It was raining in San Francisco on the damp December morning that three scientists gathered at the offices of Climate Nexus to hold a press conference about the drought. It had been raining regularly for more than a week, in fact, and Stanford University had just recorded its rainiest day ever on campus.
These three drought experts had gathered to swim upstream against all that rain and evaporate any false optimism it might be washing into California.
"I’m happy to be here and see some rain here in San Francisco," said Jonathan Overpeck, who had flown in from Tucson, where he is a founding codirector of the Institute of the Environment at the University of Arizona. "Of course everyone knows California’s drought has been for three years, rain so far has been helpful, there’s a snowpack in the Sierra Nevada’s that is about 50 percent of normal thanks to recent precipitation, but that hasn’t stopped the drought. The drought is still going to be the story at the end of the year, I think.
"To frame the drought we should be mentioning that much of the southwest and west has been in drought now for nearly 15 years, since 1999. This is important for California because a big part of that story is the Colorado River.
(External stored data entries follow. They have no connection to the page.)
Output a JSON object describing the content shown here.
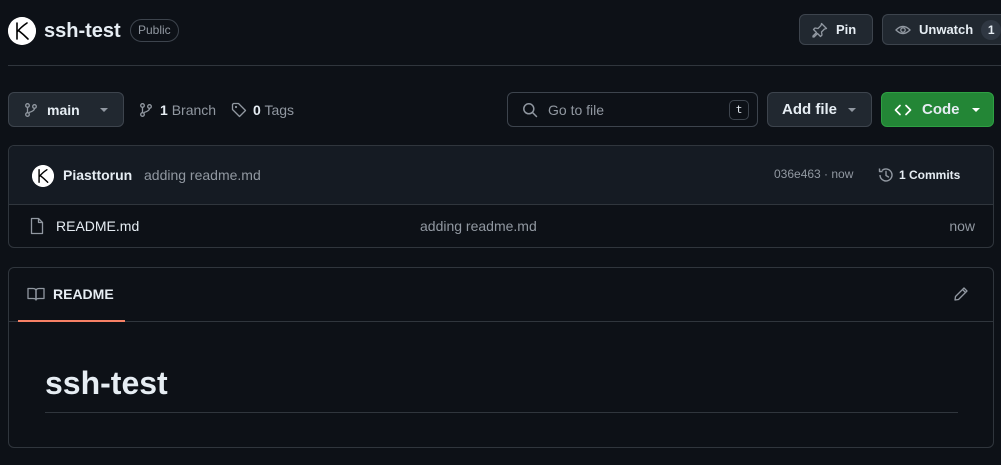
{
  "repo": {
    "name": "ssh-test",
    "visibility": "Public"
  },
  "header_actions": {
    "pin_label": "Pin",
    "unwatch_label": "Unwatch",
    "watch_count": "1"
  },
  "toolbar": {
    "branch": "main",
    "branch_count": "1",
    "branch_label": "Branch",
    "tag_count": "0",
    "tag_label": "Tags",
    "search_placeholder": "Go to file",
    "search_shortcut": "t",
    "add_file_label": "Add file",
    "code_label": "Code"
  },
  "latest_commit": {
    "author": "Piasttorun",
    "message": "adding readme.md",
    "sha_time": "036e463 · now",
    "commits_label": "1 Commits"
  },
  "files": [
    {
      "name": "README.md",
      "commit_message": "adding readme.md",
      "time": "now"
    }
  ],
  "readme": {
    "tab_label": "README",
    "heading": "ssh-test"
  },
  "colors": {
    "background": "#0d1117",
    "border": "#30363d",
    "code_button": "#238636",
    "active_tab_underline": "#f78166",
    "muted_text": "#9198a1"
  }
}
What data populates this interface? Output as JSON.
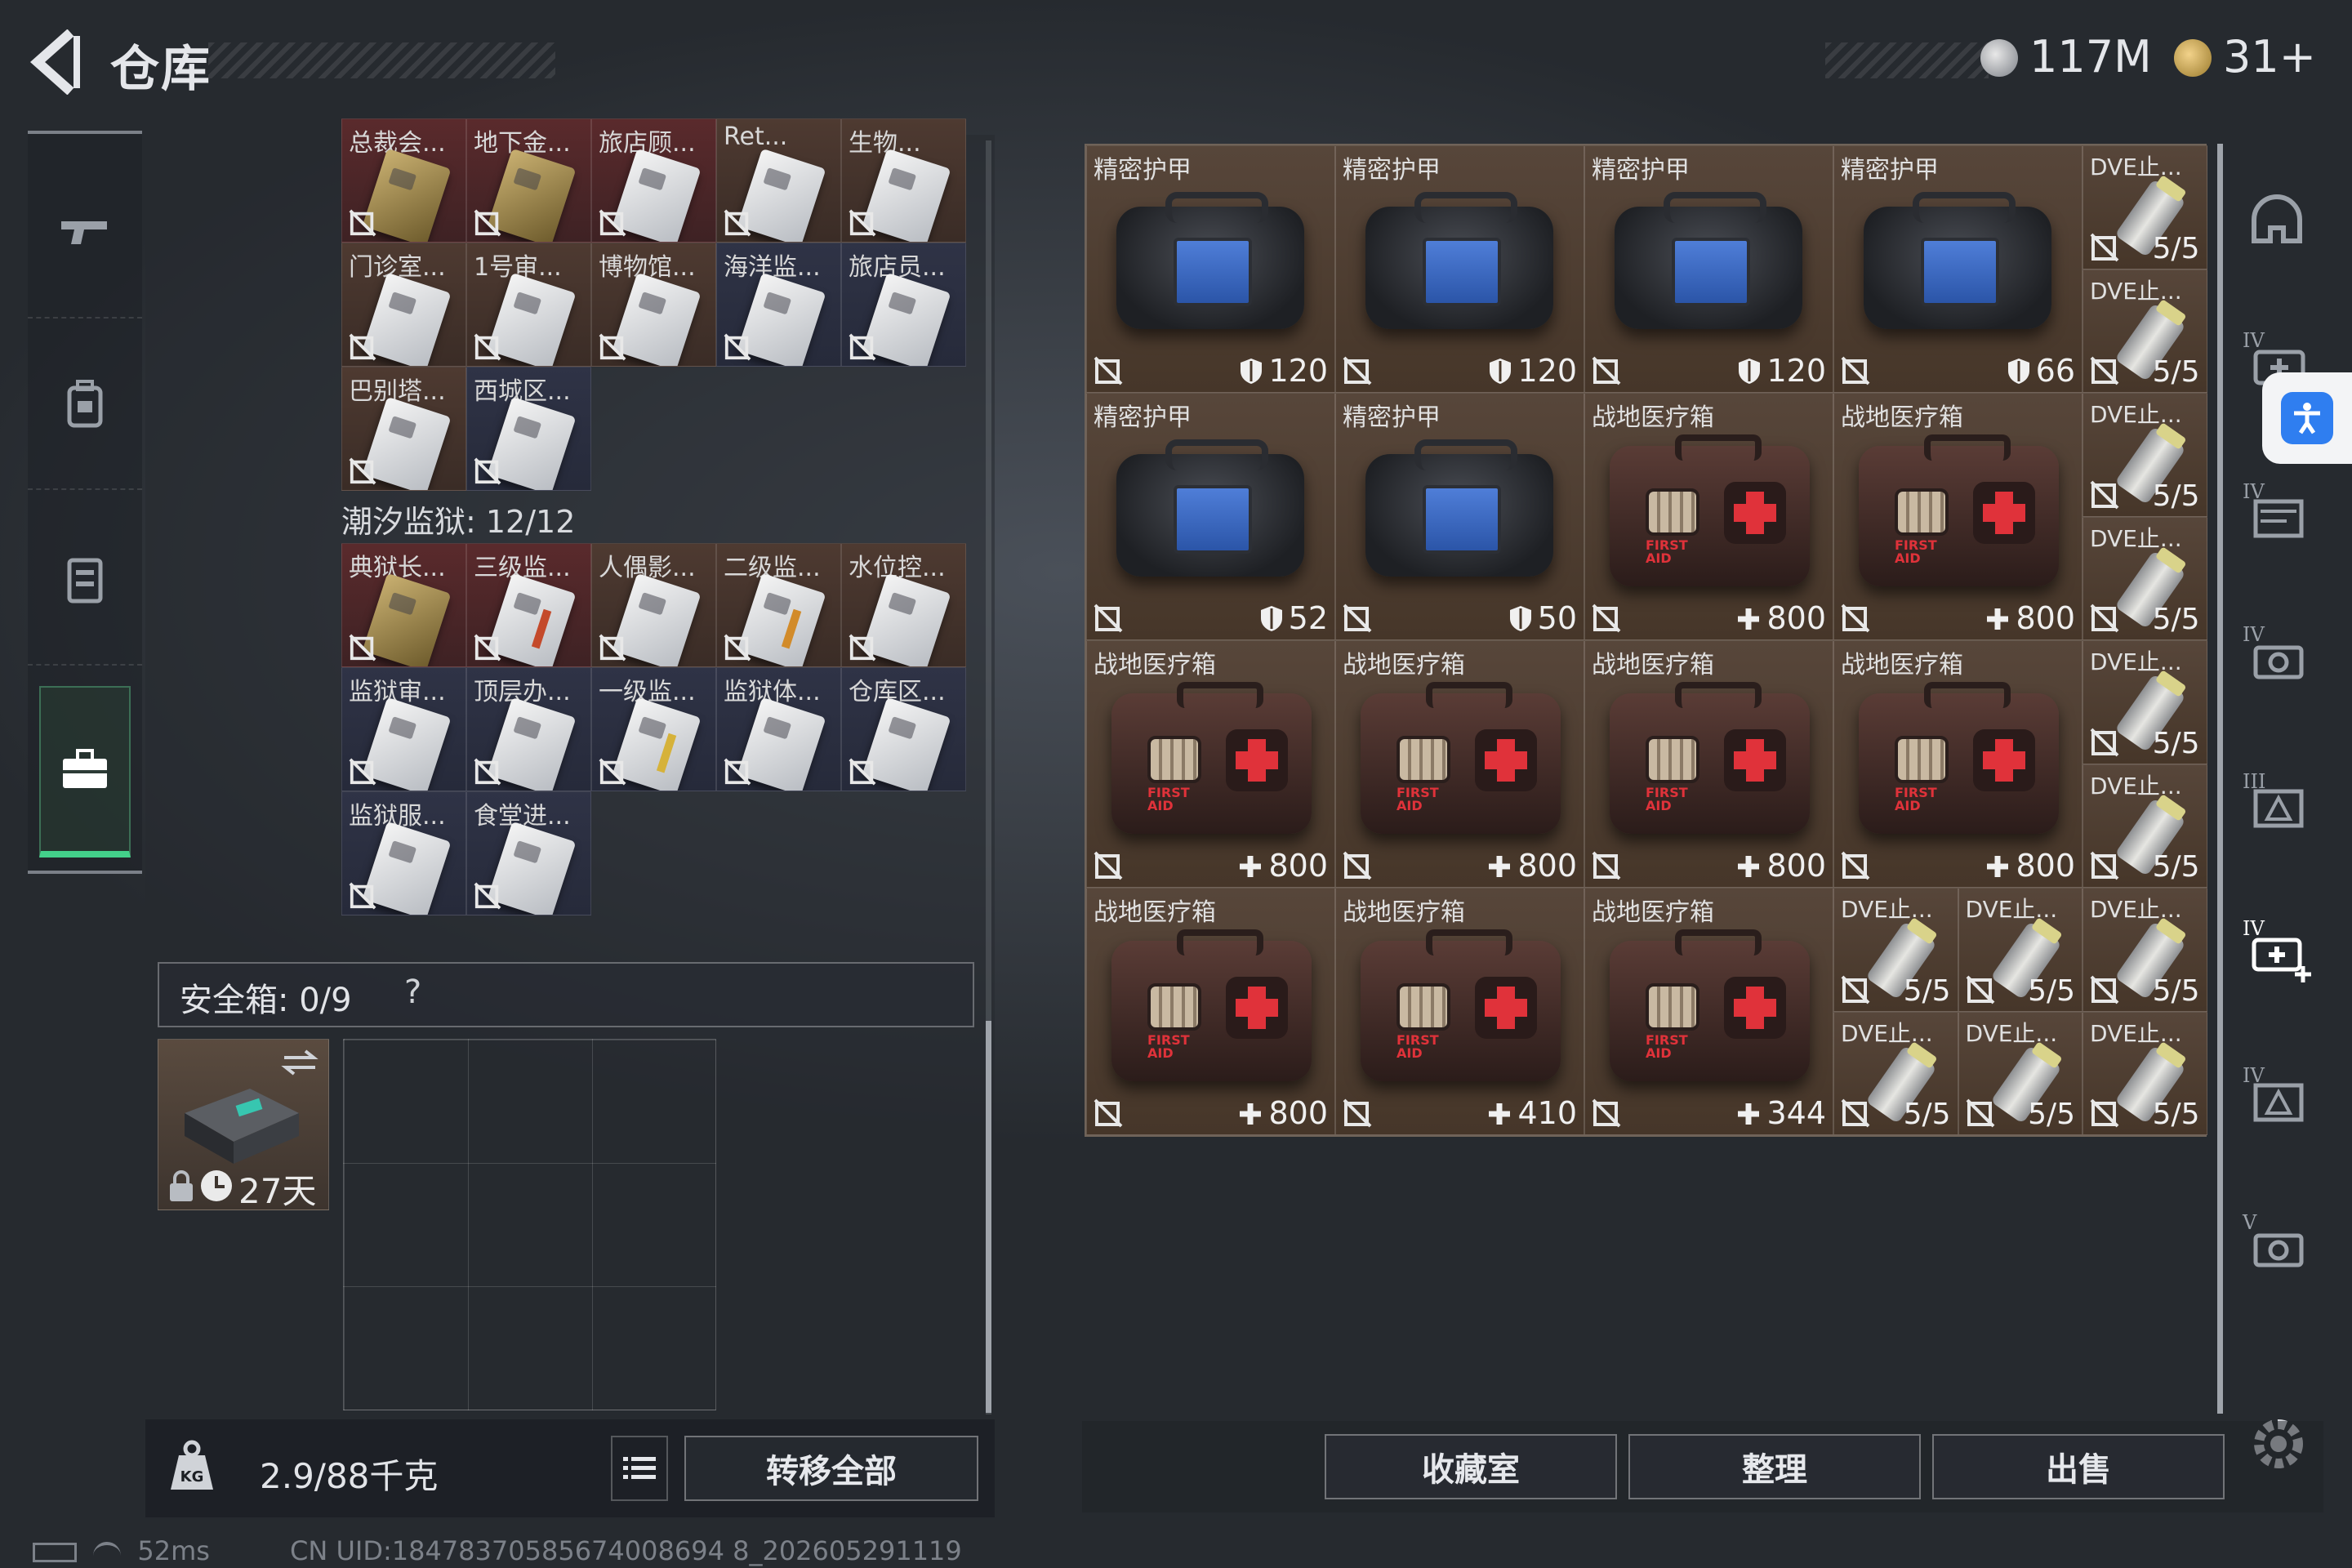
{
  "header": {
    "title": "仓库",
    "currency1": "117M",
    "currency2": "31+"
  },
  "left_nav": [
    "gun-icon",
    "backpack-icon",
    "armor-vest-icon",
    "briefcase-icon"
  ],
  "top_keys": [
    {
      "label": "总裁会...",
      "style": "red",
      "card": "gold"
    },
    {
      "label": "地下金...",
      "style": "red",
      "card": "gold"
    },
    {
      "label": "旅店顾...",
      "style": "red",
      "card": "white"
    },
    {
      "label": "Ret...",
      "style": "brown",
      "card": "white"
    },
    {
      "label": "生物...",
      "style": "brown",
      "card": "white"
    },
    {
      "label": "门诊室...",
      "style": "brown",
      "card": "white"
    },
    {
      "label": "1号审...",
      "style": "brown",
      "card": "white"
    },
    {
      "label": "博物馆...",
      "style": "brown",
      "card": "white"
    },
    {
      "label": "海洋监...",
      "style": "blue",
      "card": "white"
    },
    {
      "label": "旅店员...",
      "style": "blue",
      "card": "white"
    },
    {
      "label": "巴别塔...",
      "style": "brown",
      "card": "white"
    },
    {
      "label": "西城区...",
      "style": "blue",
      "card": "white"
    }
  ],
  "tide_prison": {
    "label": "潮汐监狱: 12/12"
  },
  "prison_keys": [
    {
      "label": "典狱长...",
      "style": "red",
      "card": "gold"
    },
    {
      "label": "三级监...",
      "style": "red",
      "card": "stripe"
    },
    {
      "label": "人偶影...",
      "style": "brown",
      "card": "white"
    },
    {
      "label": "二级监...",
      "style": "brown",
      "card": "stripe2"
    },
    {
      "label": "水位控...",
      "style": "brown",
      "card": "white"
    },
    {
      "label": "监狱审...",
      "style": "blue",
      "card": "white"
    },
    {
      "label": "顶层办...",
      "style": "blue",
      "card": "white"
    },
    {
      "label": "一级监...",
      "style": "blue",
      "card": "stripe3"
    },
    {
      "label": "监狱体...",
      "style": "blue",
      "card": "white"
    },
    {
      "label": "仓库区...",
      "style": "blue",
      "card": "white"
    },
    {
      "label": "监狱服...",
      "style": "blue",
      "card": "white"
    },
    {
      "label": "食堂进...",
      "style": "blue",
      "card": "white"
    }
  ],
  "safe_box": {
    "label": "安全箱: 0/9",
    "help": "?",
    "days": "27天"
  },
  "bottom_left": {
    "weight": "2.9/88千克",
    "transfer_all": "转移全部"
  },
  "inventory": [
    {
      "name": "精密护甲",
      "kind": "armor",
      "value": "120",
      "stat": "shield",
      "col": 0,
      "row": 0
    },
    {
      "name": "精密护甲",
      "kind": "armor",
      "value": "120",
      "stat": "shield",
      "col": 1,
      "row": 0
    },
    {
      "name": "精密护甲",
      "kind": "armor",
      "value": "120",
      "stat": "shield",
      "col": 2,
      "row": 0
    },
    {
      "name": "精密护甲",
      "kind": "armor",
      "value": "66",
      "stat": "shield",
      "col": 3,
      "row": 0
    },
    {
      "name": "精密护甲",
      "kind": "armor",
      "value": "52",
      "stat": "shield",
      "col": 0,
      "row": 1
    },
    {
      "name": "精密护甲",
      "kind": "armor",
      "value": "50",
      "stat": "shield",
      "col": 1,
      "row": 1
    },
    {
      "name": "战地医疗箱",
      "kind": "med",
      "value": "800",
      "stat": "plus",
      "col": 2,
      "row": 1
    },
    {
      "name": "战地医疗箱",
      "kind": "med",
      "value": "800",
      "stat": "plus",
      "col": 3,
      "row": 1
    },
    {
      "name": "战地医疗箱",
      "kind": "med",
      "value": "800",
      "stat": "plus",
      "col": 0,
      "row": 2
    },
    {
      "name": "战地医疗箱",
      "kind": "med",
      "value": "800",
      "stat": "plus",
      "col": 1,
      "row": 2
    },
    {
      "name": "战地医疗箱",
      "kind": "med",
      "value": "800",
      "stat": "plus",
      "col": 2,
      "row": 2
    },
    {
      "name": "战地医疗箱",
      "kind": "med",
      "value": "800",
      "stat": "plus",
      "col": 3,
      "row": 2
    },
    {
      "name": "战地医疗箱",
      "kind": "med",
      "value": "800",
      "stat": "plus",
      "col": 0,
      "row": 3
    },
    {
      "name": "战地医疗箱",
      "kind": "med",
      "value": "410",
      "stat": "plus",
      "col": 1,
      "row": 3
    },
    {
      "name": "战地医疗箱",
      "kind": "med",
      "value": "344",
      "stat": "plus",
      "col": 2,
      "row": 3
    }
  ],
  "small_items": [
    {
      "name": "DVE止...",
      "value": "5/5",
      "col": 8,
      "row": 0
    },
    {
      "name": "DVE止...",
      "value": "5/5",
      "col": 8,
      "row": 1
    },
    {
      "name": "DVE止...",
      "value": "5/5",
      "col": 8,
      "row": 2
    },
    {
      "name": "DVE止...",
      "value": "5/5",
      "col": 8,
      "row": 3
    },
    {
      "name": "DVE止...",
      "value": "5/5",
      "col": 8,
      "row": 4
    },
    {
      "name": "DVE止...",
      "value": "5/5",
      "col": 8,
      "row": 5
    },
    {
      "name": "DVE止...",
      "value": "5/5",
      "col": 6,
      "row": 6
    },
    {
      "name": "DVE止...",
      "value": "5/5",
      "col": 7,
      "row": 6
    },
    {
      "name": "DVE止...",
      "value": "5/5",
      "col": 8,
      "row": 6
    },
    {
      "name": "DVE止...",
      "value": "5/5",
      "col": 6,
      "row": 7
    },
    {
      "name": "DVE止...",
      "value": "5/5",
      "col": 7,
      "row": 7
    },
    {
      "name": "DVE止...",
      "value": "5/5",
      "col": 8,
      "row": 7
    }
  ],
  "right_nav": [
    "helmet-icon",
    "IV-medkit-icon",
    "IV-storage-icon",
    "IV-camera-icon",
    "III-warning-icon",
    "IV-medkit-add-icon",
    "IV-warning-icon",
    "V-camera-icon"
  ],
  "bottom_right": {
    "collection": "收藏室",
    "organize": "整理",
    "sell": "出售"
  },
  "status": {
    "ping": "52ms",
    "uid": "CN UID:18478370585674008694 8_202605291119"
  }
}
The major storage, the biggest reservoirs in the United States are only half full now, and precipitation this winter has been lower than average there."
The scientists had gathered in part because a recent study from NOAA has been interpreted to suggest the drought derives from the natural variability of the climate. But these three scientists say that interpretation derives from NOAA's focus on only one aspect of the drought—mean rainfall. When you look at the drought as an extreme event, they said, and when you look at its probability of recurring, and when you look at not only rainfall but also temperature and evaporation, there's no doubt what's behind the drought.
"One of the things that is certainly making it worse is climate change," Overpeck said. "If we really want to tackle the water problem in the west we need to tackle the climate change problem."
Overpeck and Stanford Professor Noah Diffenbaugh said the NOAA study is sound but does not consider all of the factors that reveal the influence of anthropogenic climate change.
"I agree that all of these studies that in some cases appear at first glance to be conflicting are good science, but they all have their own focus. But one of the reasons we’re doing this press event today is that we’re trying to give you the big picture."
To see the big picture, one has to look beyond mean rainfall, at other places climate signals may be recorded, the scientists said. For example, high temperatures worsen droughts by causing moisture to evaporate more quickly.
"If you’re a betting person you can bet your car, you can bet your house that over time in the future it’s gonna get hotter and hotter until we curb the emissions of greenhouse gasses to the atmosphere, you can bet as much as you want on that," Overpeck said.
When higher temperatures reduce soil moisture, vegetation suffers. So vegetation is another place to look for climate signals.
California blue oaks are some of the most climate-sensitive trees on earth. Scientists from the Woods Hole Oceanographic Institute recently published results of an analysis of blue oak tree rings, said Valerie Trouet, a tree-ring scientist from the University of Arizona, that reveals the unusual nature of the current drought.
"What my colleagues did is use the record derived from the Blue Oaks to reconstruct drought and precipitation independently over the past 800-1,200 years," Trouet said. "What they found is that when you look at drought as Jonathan described earlier, the current drought that California’s in now is the most severe drought that we’ve witnessed over the last 1,200 years. There has been no drought that’s been as severe as this in the record."
That tree-ring study also reveals how long severe droughts usually last in California. Almost half lasted four years or longer, and some lasted nine years, Overpeck said, compared to three years for the current drought. But droughts in the Colorado River Basin can last much longer—as long as 50 years.
That makes it difficult to anticipate that relief will fall from the sky.
"That’s important to not just the greater southwest and Arizona where I’m from, but California’s one of the largest users of Colorado River water, so we have to keep in mind, as temperatures go up, that these droughts could go on and on, and the unprecedented severity would go on."